Le président russe veut des « preuves convaincantes » pour soutenir une éventuelle action militaire contre le régime syrien

Le président russe, Vladimir Poutine, serait-il prêt à lâcher le régime de Bachar el-Assad si ce dernier est coupable d’avoir utilisé des armes chimiques? C’est du moins ce qu’il a laissé entendre lors d’un entretien accordé à l’agence de presse AP et à la chaîne Perviy Kanal, ce 4 septembre. Mieux même : il a affirmé que la Russie serait prête à agir « résolument » si tel était le cas, quitte à soutenir une intervention militaire conduite par les Etats-Unis.

Et, dans le même temps, et sans en donner la raison, Vladimir Poutine a fait savoir que la livraison des systèmes de défense aérienne S-300 destinés à la Syrie avait été suspendue.

Est-ce là une inflexion de la position du maître du Kremlin à l’égard du dossier syrien? Pas vraiment. Le report de la livraison des S-300 à la Syrie avait déjà été annoncé par Moscou en juin dernier. Et le président Poutine a posé des conditions pour que la Russie puisse éventuellement revoir ses options. C’est à dire que les preuves établissant la responsabilité du régime de Damas dans l’usage d’armes chimiques devront être « convaincantes. » Et celles apportées par les services américains et français ne l’ont jusque-là pas été aux yeux des responsables russes.

« Pour nous convaincre, il faut nous présenter une étude approfondie du problème et l’existence de preuves évidentes permettant d’identifier ceux qui ont utilisé des armes chimiques ainsi que la nature des armes employées. Après cela, nous serons prêts à agir de la façon la plus résolue et la plus sérieuse possible », a en effet expliqué le président Poutine. Dans le cas contraire, une opération militaire menée contre la Syrie et sans l’aval du Conseil de sécurité de l’ONU serait vue comme une « agression » par Moscou.

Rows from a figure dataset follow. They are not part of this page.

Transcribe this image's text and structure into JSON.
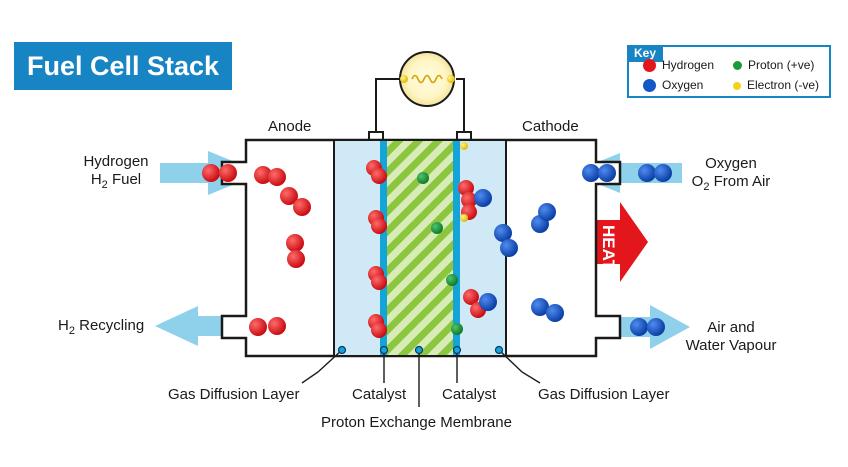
{
  "title": "Fuel Cell Stack",
  "key": {
    "title": "Key",
    "items": [
      {
        "label": "Hydrogen",
        "color": "#e3161c"
      },
      {
        "label": "Proton (+ve)",
        "color": "#1b9a3a"
      },
      {
        "label": "Oxygen",
        "color": "#1458c8"
      },
      {
        "label": "Electron (-ve)",
        "color": "#f3d21c"
      }
    ]
  },
  "labels": {
    "anode": "Anode",
    "cathode": "Cathode",
    "hydrogen_in_line1": "Hydrogen",
    "hydrogen_in_line2_prefix": "H",
    "hydrogen_in_line2_sub": "2",
    "hydrogen_in_line2_suffix": " Fuel",
    "h2_recycling_prefix": "H",
    "h2_recycling_sub": "2",
    "h2_recycling_suffix": " Recycling",
    "oxygen_in_line1": "Oxygen",
    "oxygen_in_line2_prefix": "O",
    "oxygen_in_line2_sub": "2",
    "oxygen_in_line2_suffix": " From Air",
    "air_out_line1": "Air and",
    "air_out_line2": "Water Vapour",
    "heat": "HEAT",
    "gdl_left": "Gas Diffusion Layer",
    "catalyst_left": "Catalyst",
    "membrane": "Proton Exchange Membrane",
    "catalyst_right": "Catalyst",
    "gdl_right": "Gas Diffusion Layer"
  },
  "colors": {
    "hydrogen": "#e3161c",
    "oxygen": "#1458c8",
    "proton": "#1b9a3a",
    "electron": "#f3d21c",
    "title_bg": "#1784c4",
    "flow_arrow": "#8fd0ea",
    "heat_arrow": "#e3161c",
    "gdl_fill": "#cfe9f7",
    "catalyst": "#14a4d8",
    "membrane_green": "#8cc63f"
  }
}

« Si le Congrès américain qui examine l’autorisation d’un recours à la force contre le régime de Damas donnait son feu vert à des frappes, les Etats-Unis autoriseraient une agression, car tout ce qui se fait en dehors du Conseil de sécurité de l’ONU est une agression, à l’exception de l’autodéfense », a encore précisé le président Poutine, plus tard, devant les membres du conseil des droits de l’homme au Kremlin. « Mais la Syrie, comme on sait, n’attaque pas les Etats-Unis, il ne peut donc être question de défense », a-t-il ajouté.

En clair, il faudra aux Etats-Unis et à la France apporter des éléments plus probants que ceux jusqu’ici avancés pour accuser le régime de Bachar el-Assad d’avoir utilisé des armes chimiques. Et, manifestement, les informations des services de renseignement français rendues publiques le 2 septembre par le Premier ministre, Jean-Marc Ayrault, n’ont pas convaincu l’ensemble des responsables parlementaires qui en ont eu la primeur.

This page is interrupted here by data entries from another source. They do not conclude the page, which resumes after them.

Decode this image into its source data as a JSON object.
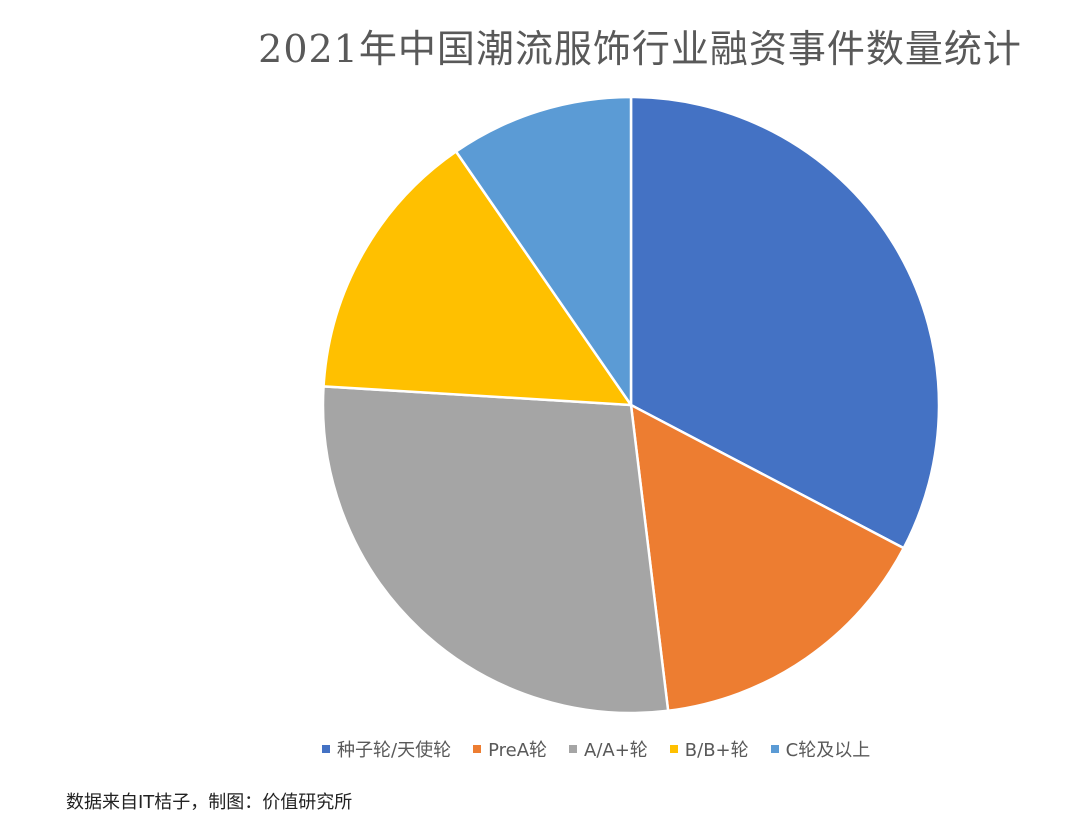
{
  "chart_data": {
    "type": "pie",
    "title": "2021年中国潮流服饰行业融资事件数量统计",
    "categories": [
      "种子轮/天使轮",
      "PreA轮",
      "A/A+轮",
      "B/B+轮",
      "C轮及以上"
    ],
    "values": [
      34,
      16,
      29,
      15,
      10
    ],
    "colors": [
      "#4472C4",
      "#ED7D31",
      "#A5A5A5",
      "#FFC000",
      "#5B9BD5"
    ],
    "legend_position": "bottom",
    "start_angle_deg": 0,
    "direction": "clockwise"
  },
  "footer": {
    "source": "数据来自IT桔子，制图：价值研究所"
  }
}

Cette note de « synthèse » compile en fait un faisceau de présomptions qui ne laissent aucun doute au sujet de l’usage de gaz neuro-toxiques par Damas. Seulement, elle passe un peu trop vite sur certaines affirmations, comme sur l’incapacité de la rébellion syrienne à mettre en oeuvre des armes chimiques. Du moins n’explique-t-elle pas pourquoi les rebelles n’en ont effectivement pas les moyens. De quoi prêter le flanc aux critiques…

« Ce qui a été rendu public, ce n’est pas une note des renseignements. C’est une note de Matignon qui a été faite par le cabinet d’Ayrault et qui rassemble probablement des éléments donnés par différents services de renseignements mais également  par les alliés, les étrangers », a ainsi affirmé, à TV5, Eric Dénécé, le directeur du Centre français de recherche sur le renseignement (CF2R), lequel s’était déjà montré critique lors de l’affaire libyenne. « L’équipe d’Ayrault et de Matignon qui a rédigé cette note n’a pris dans les  rapports qui leur ont été transmis que les éléments à charge. Dans tous ce qu’ils ont reçu comme papiers, il y avait peut-être des éléments qui disaient le contraire. Ils n’ont retenu que ce qui les interroge pour influencer l’opinion et les parlementaires », a-t-il poursuivi.